Parte do segundo maior oceano do mundo, com enorme biodiversidade, reservas naturais de carbono, gás, petróleo e 8 mil quilômetros de costa, o Atlântico Sul – espelho d’água que banha toda a costa brasileira – aos poucos tem a sua evolução elucidada por meio do Instituto Oceanográfico (IO) da USP. Depois da aquisição do navio norte-americano Alpha Crucis, o que retomou e ampliou a capacidade da compreensão de processos climáticos, oceanográficos e de fluxo de carbono, pesquisa divulgada pela universidade paulista se debruçou no período entre os últimos 20 mil a 25 milhões de anos para entender como as mudanças de temperatura podem afetar o mar e, consequentemente, a vida na Terra.
A iniciativa, do Laboratório de Paleoceanografia do Atlântico Sul (LaPas), se vale de microfósseis marinhos coletados do mar, especialmente nanofósseis calcários de algas microscópicas e foraminíferos – organismos protozoários (unicelulares) que podem ser bentônicos, do fundo dos mares; ou planctônicos, extraídos da coluna de água –, capazes de expelir amostras de carbono.
A retirada das amostras com equipamentos de cano variável revela o registro das condições do ambiente marinho de milhares a milhões de anos.
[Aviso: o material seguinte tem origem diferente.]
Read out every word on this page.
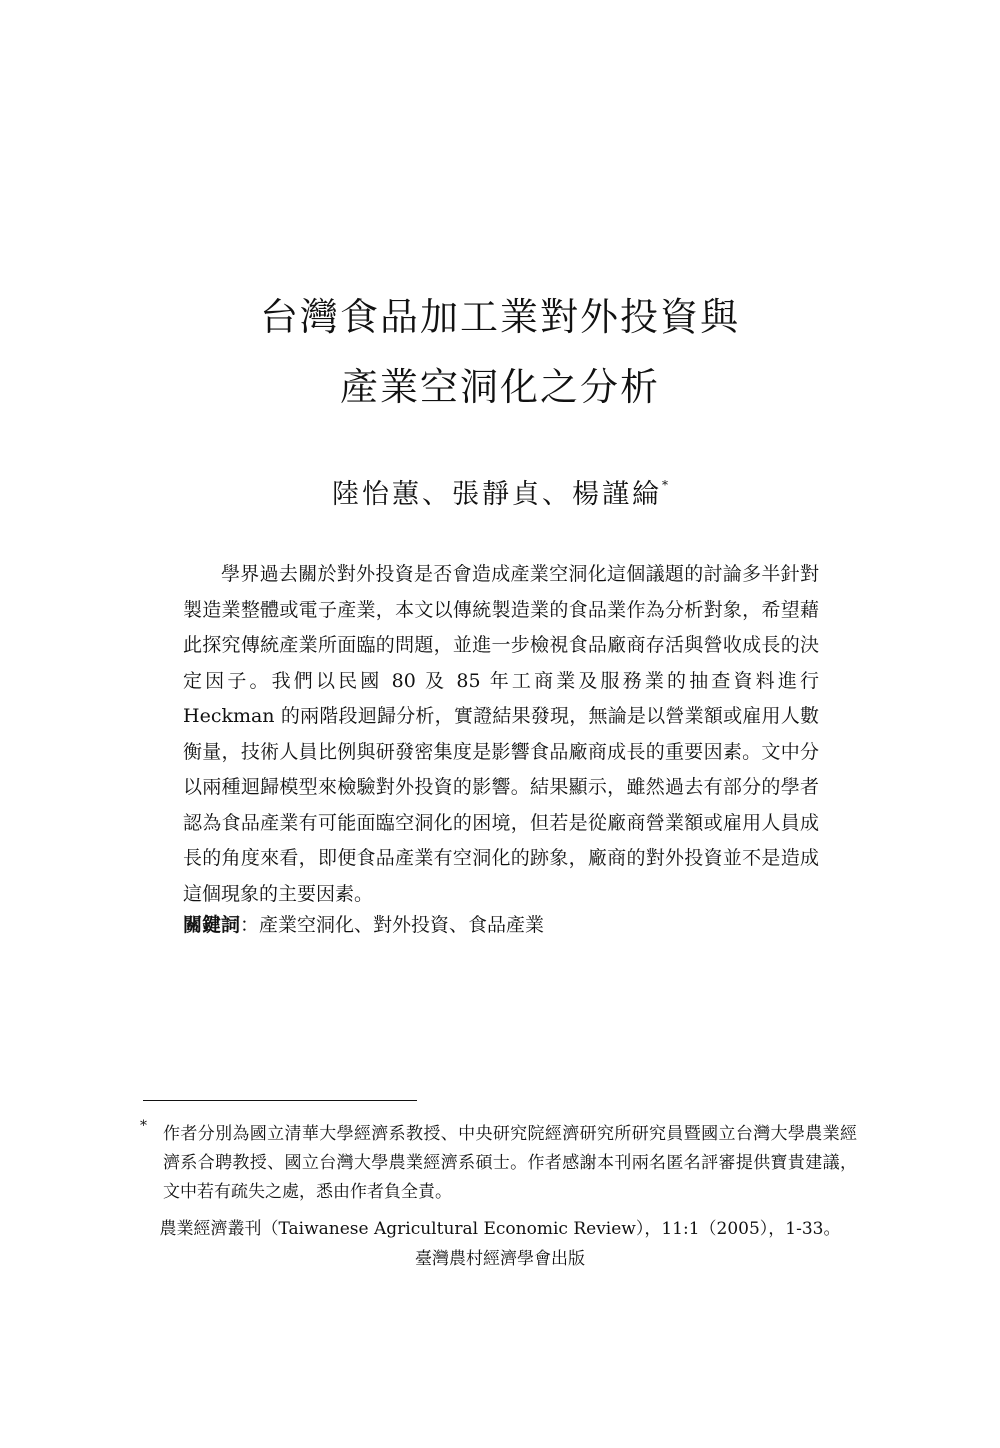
台灣食品加工業對外投資與
產業空洞化之分析
陸怡蕙、張靜貞、楊謹綸*

學界過去關於對外投資是否會造成產業空洞化這個議題的討論多半針對製造業整體或電子產業，本文以傳統製造業的食品業作為分析對象，希望藉此探究傳統產業所面臨的問題，並進一步檢視食品廠商存活與營收成長的決定因子。我們以民國 80 及 85 年工商業及服務業的抽查資料進行 Heckman 的兩階段迴歸分析，實證結果發現，無論是以營業額或雇用人數衡量，技術人員比例與研發密集度是影響食品廠商成長的重要因素。文中分以兩種迴歸模型來檢驗對外投資的影響。結果顯示，雖然過去有部分的學者認為食品產業有可能面臨空洞化的困境，但若是從廠商營業額或雇用人員成長的角度來看，即便食品產業有空洞化的跡象，廠商的對外投資並不是造成這個現象的主要因素。

關鍵詞：產業空洞化、對外投資、食品產業
* 作者分別為國立清華大學經濟系教授、中央研究院經濟研究所研究員暨國立台灣大學農業經濟系合聘教授、國立台灣大學農業經濟系碩士。作者感謝本刊兩名匿名評審提供寶貴建議，文中若有疏失之處，悉由作者負全責。

農業經濟叢刊（Taiwanese Agricultural Economic Review），11:1（2005），1-33。
臺灣農村經濟學會出版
Os testemunhos – como são chamados no meio científico – permitem analisar os fósseis da fauna marinha, que, ao morrer, se precipitam e sedimentam, sendo sobrepostos com o passar do tempo a outros fósseis de organismos mais recentes. Uma curiosidade é que, apesar do tamanho diminuto, as algas calcárias podem ser visualizadas do espaço, quando desenvolvem grandes florações.
A partir dos microfósseis, se obtém a classificação, quantificação, além de parâmetros químicos e geoquímicos – como isótopos de oxigênio e de carbono, e o teor de carbono – que foram um indicativo das características químicas da água no período. Mesmo com todas as alterações no ambiente, os elementos mantêm a mesma proporção, como reforça a coordenadora do LaPas e uma das responsáveis pela pesquisa, Karen Badaraco Costa. “O testemunho é um retrato de como era a água naquele momento. E, assim, se consegue tirar disso a paleotemperatura da água, a paleossalinidade da água, os compostos orgânicos e a quantidade de nutrientes”, explicou.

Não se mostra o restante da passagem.